TERRITORIAL: THE LAND AND US
Stove Works / 1250 E 13th St. February 10 - June 16th
Larissa Rogers, Rachelle Dang, Cara Romero, Kandis Williams, Luis Vasquez La Roche, Gideon Mendel, John Gerrard, Amanda Brazier
Curated by Haley Clouser, TERRITORIAL: The Land and Us posits that the Euro-Western philosophy on land has incurred wide-reaching systemic issues still apparent today. This colonial mentality, which champions land as property to be owned, conquered, and exploited for resources and power, has catalyzed intercultural conflicts and brought in its wake diaspora, various forms of enforced labor, and now, the climate crisis. On view from February 10 to June 16, 2023 at Stove Works in Chattanooga, TN, this group exhibition will underscore the detrimental effects of ecological ideologies on both humanity and the environment, encouraging new approaches to our relationship with land.
Artists like Larissa Rogers, Rachelle Dang, and Cara Romero explore land and diaspora. Rogers’ “A Poetic of Living” uses soil extracted from sites of Black erasure to build molds of her body, which are then seeded with plants brought from Africa via the Transatlantic Slave Trade, like Celosia. Audiences traverse through the work, taking part in historical modes of cultural dissemination and destruction, and confronting fraught histories embedded in the earth. Dang’s “Uncertain Haven” reconstructs an eighteenth century botanical transport carrier used by Euro-American settlers to expropriate rare plant species from Caribbean and Pacific colonies. Her sculpture traces the similarities between the deracination and trafficking of both plants and people during imperialist eras. Romero’s “Evolvers” captures Chemehuevi children running through Coachella Valley, bringing visibility to the region’s displaced Indigenous populations and reclaiming the land back to their Native custodians.

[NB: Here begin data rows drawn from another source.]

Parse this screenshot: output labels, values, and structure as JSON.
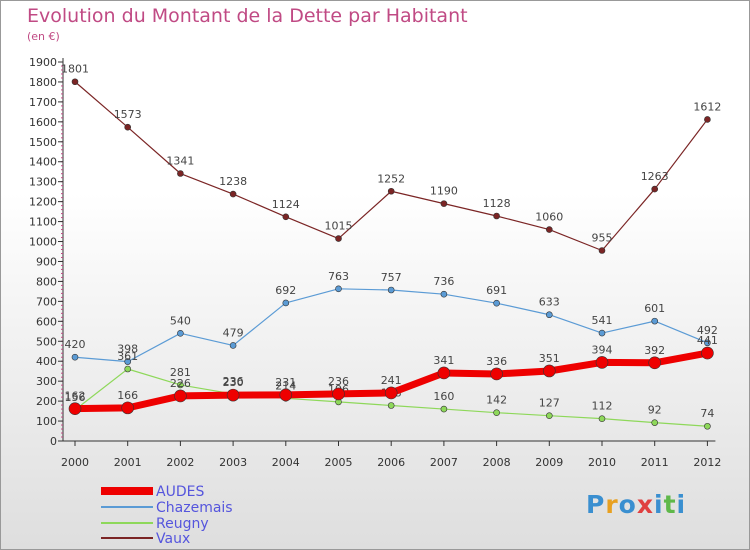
{
  "chart_data": {
    "type": "line",
    "title": "Evolution du Montant de la Dette par Habitant",
    "subtitle": "(en €)",
    "categories": [
      "2000",
      "2001",
      "2002",
      "2003",
      "2004",
      "2005",
      "2006",
      "2007",
      "2008",
      "2009",
      "2010",
      "2011",
      "2012"
    ],
    "ylim": [
      0,
      1900
    ],
    "yticks": [
      0,
      100,
      200,
      300,
      400,
      500,
      600,
      700,
      800,
      900,
      1000,
      1100,
      1200,
      1300,
      1400,
      1500,
      1600,
      1700,
      1800,
      1900
    ],
    "grid": false,
    "legend_position": "bottom-left",
    "series": [
      {
        "name": "Vaux",
        "color": "#7b2525",
        "values": [
          1801,
          1573,
          1341,
          1238,
          1124,
          1015,
          1252,
          1190,
          1128,
          1060,
          955,
          1263,
          1612
        ]
      },
      {
        "name": "Chazemais",
        "color": "#5b9bd5",
        "values": [
          420,
          398,
          540,
          479,
          692,
          763,
          757,
          736,
          691,
          633,
          541,
          601,
          492
        ]
      },
      {
        "name": "Reugny",
        "color": "#8ed85a",
        "values": [
          156,
          361,
          281,
          236,
          214,
          196,
          178,
          160,
          142,
          127,
          112,
          92,
          74
        ]
      },
      {
        "name": "AUDES",
        "color": "#ee0000",
        "values": [
          162,
          166,
          226,
          230,
          231,
          236,
          241,
          341,
          336,
          351,
          394,
          392,
          441
        ]
      }
    ],
    "legend_order": [
      "AUDES",
      "Chazemais",
      "Reugny",
      "Vaux"
    ]
  },
  "logo": {
    "text": "Proxiti",
    "colors": [
      "#3a8fd0",
      "#e8a020",
      "#3a8fd0",
      "#e04040",
      "#3a8fd0",
      "#5fb84a",
      "#3a8fd0"
    ]
  }
}
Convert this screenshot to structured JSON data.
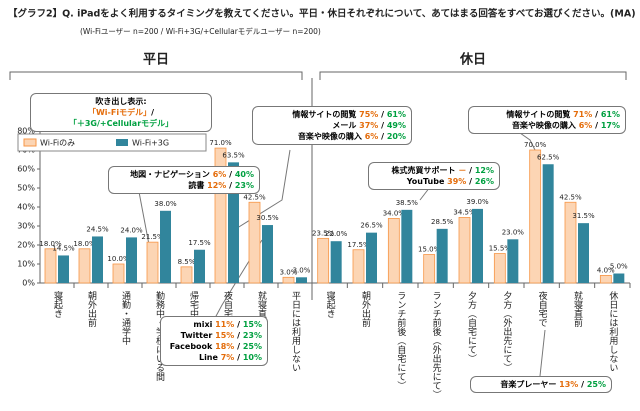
{
  "title": "【グラフ2】Q. iPadをよく利用するタイミングを教えてください。平日・休日それぞれについて、あてはまる回答をすべてお選びください。(MA)",
  "subtitle": "(Wi-Fiユーザー n=200 / Wi-Fi+3G/+Cellularモデルユーザー n=200)",
  "separator": "/",
  "callouts": [
    {
      "title": "吹き出し表示:",
      "wifi": "「Wi-Fiモデル」",
      "cell": "「＋3G/+Cellularモデル」"
    },
    {
      "items": [
        {
          "label": "地図・ナビゲーション",
          "wifi": "6%",
          "cell": "40%"
        },
        {
          "label": "読書",
          "wifi": "12%",
          "cell": "23%"
        }
      ]
    },
    {
      "items": [
        {
          "label": "情報サイトの閲覧",
          "wifi": "75%",
          "cell": "61%"
        },
        {
          "label": "メール",
          "wifi": "37%",
          "cell": "49%"
        },
        {
          "label": "音楽や映像の購入",
          "wifi": "6%",
          "cell": "20%"
        }
      ]
    },
    {
      "items": [
        {
          "label": "mixi",
          "wifi": "11%",
          "cell": "15%"
        },
        {
          "label": "Twitter",
          "wifi": "15%",
          "cell": "23%"
        },
        {
          "label": "Facebook",
          "wifi": "18%",
          "cell": "25%"
        },
        {
          "label": "Line",
          "wifi": "7%",
          "cell": "10%"
        }
      ]
    },
    {
      "items": [
        {
          "label": "株式売買サポート",
          "wifi": "－",
          "cell": "12%"
        },
        {
          "label": "YouTube",
          "wifi": "39%",
          "cell": "26%"
        }
      ]
    },
    {
      "items": [
        {
          "label": "情報サイトの閲覧",
          "wifi": "71%",
          "cell": "61%"
        },
        {
          "label": "音楽や映像の購入",
          "wifi": "6%",
          "cell": "17%"
        }
      ]
    },
    {
      "items": [
        {
          "label": "音楽プレーヤー",
          "wifi": "13%",
          "cell": "25%"
        }
      ]
    }
  ],
  "chart_data": [
    {
      "type": "bar",
      "title": "平日",
      "categories": [
        "寝起き",
        "朝外出前",
        "通勤・通学中",
        "勤務中・学校にいる間",
        "帰宅中",
        "夜自宅で",
        "就寝直前",
        "平日には利用しない"
      ],
      "series": [
        {
          "name": "Wi-Fiのみ",
          "color": "#fcd5b4",
          "label_color": "#e46c0a",
          "values": [
            18.0,
            18.0,
            10.0,
            21.5,
            8.5,
            71.0,
            42.5,
            3.0
          ],
          "value_labels": [
            "18.0%",
            "18.0%",
            "10.0%",
            "21.5%",
            "8.5%",
            "71.0%",
            "42.5%",
            "3.0%"
          ]
        },
        {
          "name": "Wi-Fi+3G",
          "color": "#31859c",
          "label_color": "#31859c",
          "values": [
            14.5,
            24.5,
            24.0,
            38.0,
            17.5,
            63.5,
            30.5,
            3.0
          ],
          "value_labels": [
            "14.5%",
            "24.5%",
            "24.0%",
            "38.0%",
            "17.5%",
            "63.5%",
            "30.5%",
            "3.0%"
          ]
        }
      ],
      "ylim": [
        0,
        80
      ],
      "yticks": [
        {
          "value": 0,
          "label": "0%"
        },
        {
          "value": 10,
          "label": "10%"
        },
        {
          "value": 20,
          "label": "20%"
        },
        {
          "value": 30,
          "label": "30%"
        },
        {
          "value": 40,
          "label": "40%"
        },
        {
          "value": 50,
          "label": "50%"
        },
        {
          "value": 60,
          "label": "60%"
        },
        {
          "value": 70,
          "label": "70%"
        },
        {
          "value": 80,
          "label": "80%"
        }
      ],
      "legend": "upper left"
    },
    {
      "type": "bar",
      "title": "休日",
      "categories": [
        "寝起き",
        "朝外出前",
        "ランチ前後（自宅にて）",
        "ランチ前後（外出先にて）",
        "夕方（自宅にて）",
        "夕方（外出先にて）",
        "夜自宅で",
        "就寝直前",
        "休日には利用しない"
      ],
      "series": [
        {
          "color": "#fcd5b4",
          "label_color": "#e46c0a",
          "values": [
            23.5,
            17.5,
            34.0,
            15.0,
            34.5,
            15.5,
            70.0,
            42.5,
            4.0
          ],
          "value_labels": [
            "23.5%",
            "17.5%",
            "34.0%",
            "15.0%",
            "34.5%",
            "15.5%",
            "70.0%",
            "42.5%",
            "4.0%"
          ]
        },
        {
          "color": "#31859c",
          "label_color": "#31859c",
          "values": [
            22.0,
            26.5,
            38.5,
            28.5,
            39.0,
            23.0,
            62.5,
            31.5,
            5.0
          ],
          "value_labels": [
            "22.0%",
            "26.5%",
            "38.5%",
            "28.5%",
            "39.0%",
            "23.0%",
            "62.5%",
            "31.5%",
            "5.0%"
          ]
        }
      ],
      "ylim": [
        0,
        80
      ]
    }
  ]
}
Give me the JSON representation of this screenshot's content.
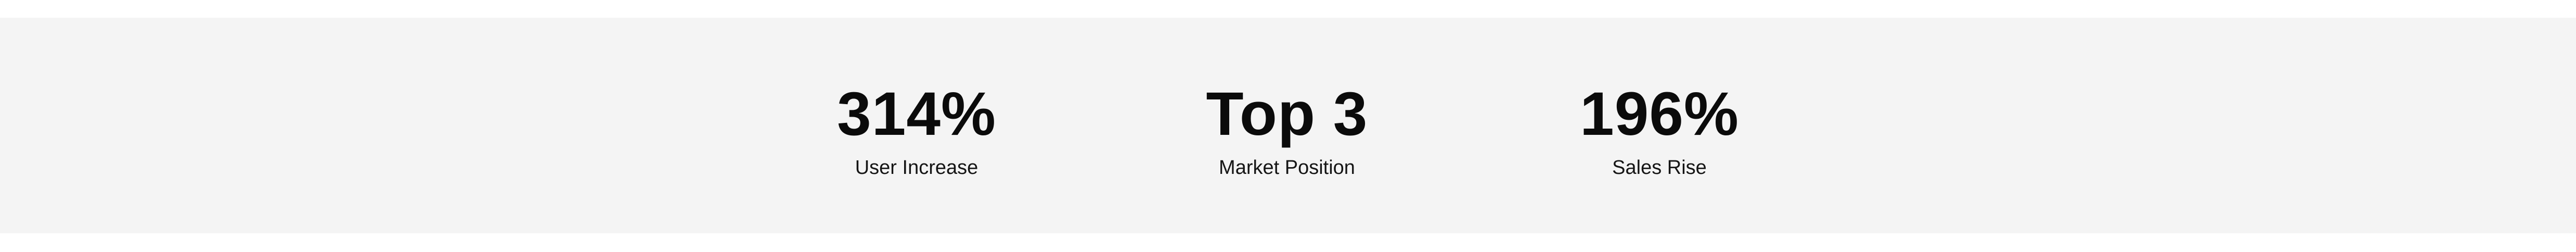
{
  "stats": [
    {
      "value": "314%",
      "label": "User Increase"
    },
    {
      "value": "Top 3",
      "label": "Market Position"
    },
    {
      "value": "196%",
      "label": "Sales Rise"
    }
  ],
  "colors": {
    "band_background": "#f4f4f4",
    "text": "#0b0b0b"
  }
}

Kandis Williams and Luis Vasquez La Roche examine land and labor. Williams’ film “Annexation: A Tango” draws connections between the programmatic and architectural structures of colonial plantations and modern prisons, both of which enforce agricultural labor upon people of color. Vasquez La Roche performs “Bricks, Palm Oil, Gunpowder, and Lemons,” where he calls upon white male audience members to construct a wall made from the title’s materials. The red clay bricks allude to colonialism’s existing architecture in the contemporary landscape and pay homage to the people of color who historically laid the bricks down. Vasquez La Roche identifies both visible and invisible legacies of labor seeped into land and infrastructure.
Gideon Mendel and John Gerrard speak to the origins and effects of the climate crisis. Mendel’s photography series, “Submerged Portraits,” identifies rising sea levels affecting historically colonized and disadvantaged countries, including Haiti and Thailand. Gerrard’s video simulations of oil spills from his “Flags” series presents the ways in which resource extraction industries have forever marred the American landscape.
Local artist Amanda Brazier will create an installation using nearby soil minerals to explore Chattanoogan land and its history to contextualize “TERRITORIAL”. Public programming will include performances by participating artists like Vasquez La Roche; talks with environmentalist scholars and local public figures; community workshops led by Brazier; and the screening of “Not Our Land” by Cannupa Hanska Luger, a film exploring Indigenous land rights.
Challenging this fraught, colonial perspective on land, TERRITORIAL will bring in its wake opportunities for deeper interhuman understanding and inspire a necessary custodianship for the land beneath our feet.